The reason that trades have higher priority than clearing and settlement is that trades can happen even before an exchange is involved. Exchanges exist to facilitate transactions in the high-volume US securities markets. As a market matures in a competitive environment, market practice accommodates added participants by increasing the assurance that participants can meet their obligations. But when the incentive to add new transactions comes first the seeds of instability are sown.
Because of the unhappy mistake that securities exchanges never took direct responsibility for the safety of their own transactions, clearing and settlement became a kind of market utility – the same system for all exchanges, leaving traders without an opportunity to pick stable exchange venues over unstable ones. Predictably all venues have become equally unstable.
If an exchange were to take responsibility for clearing and settlement of its trades, investors would choose safety first, especially when they find that exchange-provided safety is cheaper than the current expensive afterthought clearing process.
In the end, volume will migrate to cheaper, safer venues and stability will increase volume.
Conclusion
The uproar over T+1 is understandable.
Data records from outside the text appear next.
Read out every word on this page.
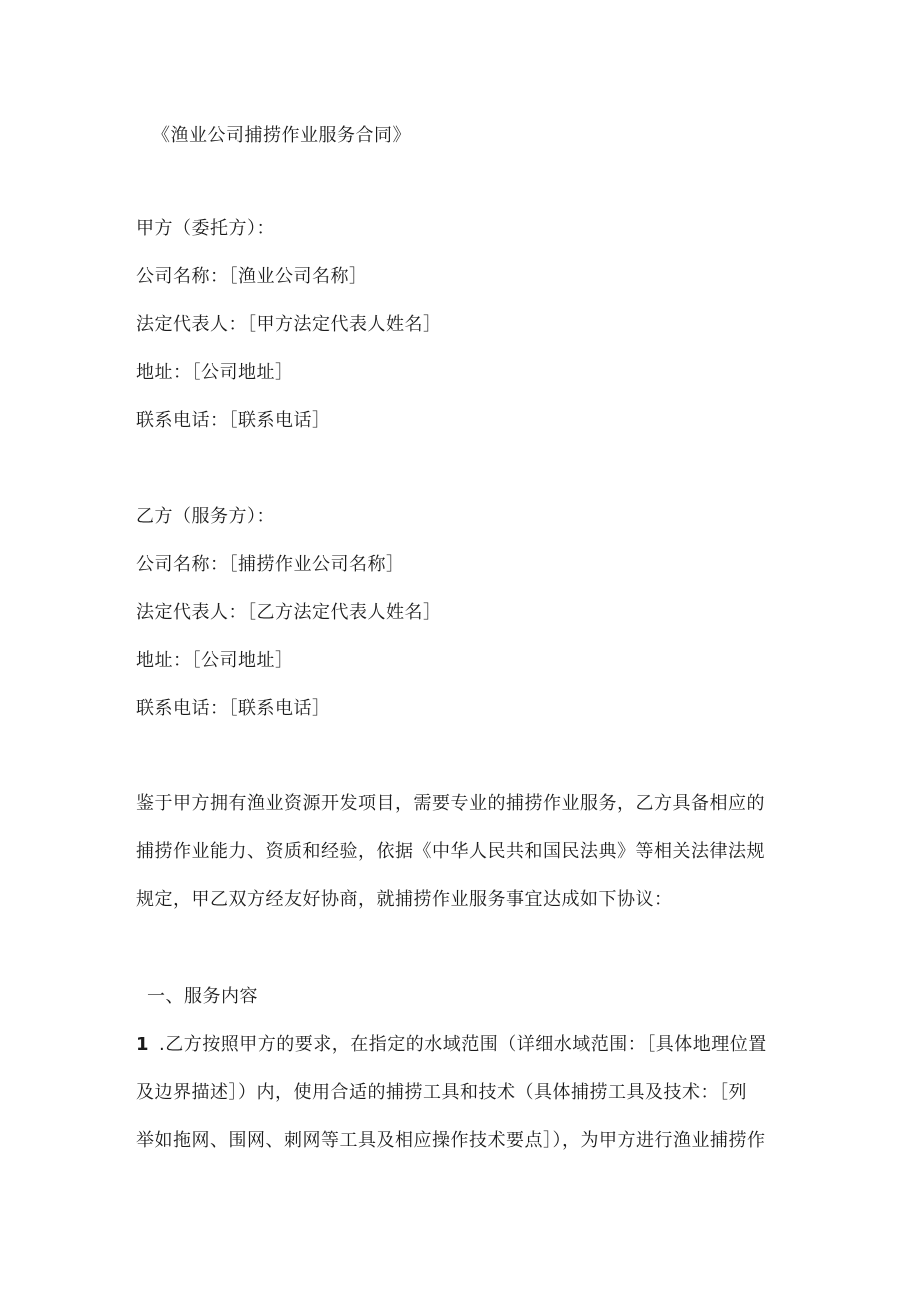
《渔业公司捕捞作业服务合同》
甲方（委托方）：
公司名称：［渔业公司名称］
法定代表人：［甲方法定代表人姓名］
地址：［公司地址］
联系电话：［联系电话］
乙方（服务方）：
公司名称：［捕捞作业公司名称］
法定代表人：［乙方法定代表人姓名］
地址：［公司地址］
联系电话：［联系电话］
鉴于甲方拥有渔业资源开发项目，需要专业的捕捞作业服务，乙方具备相应的
捕捞作业能力、资质和经验，依据《中华人民共和国民法典》等相关法律法规
规定，甲乙双方经友好协商，就捕捞作业服务事宜达成如下协议：
一、服务内容
1 .乙方按照甲方的要求，在指定的水域范围（详细水域范围：［具体地理位置
及边界描述］）内，使用合适的捕捞工具和技术（具体捕捞工具及技术：［列
举如拖网、围网、刺网等工具及相应操作技术要点］），为甲方进行渔业捕捞作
It will cost investors more to trade after the change. Moreover, there is no assurance that T+1 will meet its intended goal of market stability. This article identifies reasons for believing market stability may even decline.
The face of clearing and settlement in US securities markets is ugly, especially in comparison to the cheaper, lower-margin, safer futures version of the same financial markets. T+1 is lipstick on a pig.
The difference between the stable futures markets and the unstable securities markets is simple. Futures exchanges prioritize safety. Securities exchanges consider safety to be the problem of the rest of the trading system. While settlement and clearing are an afterthought in securities markets, no amount of overspending on settlement will improve market stability.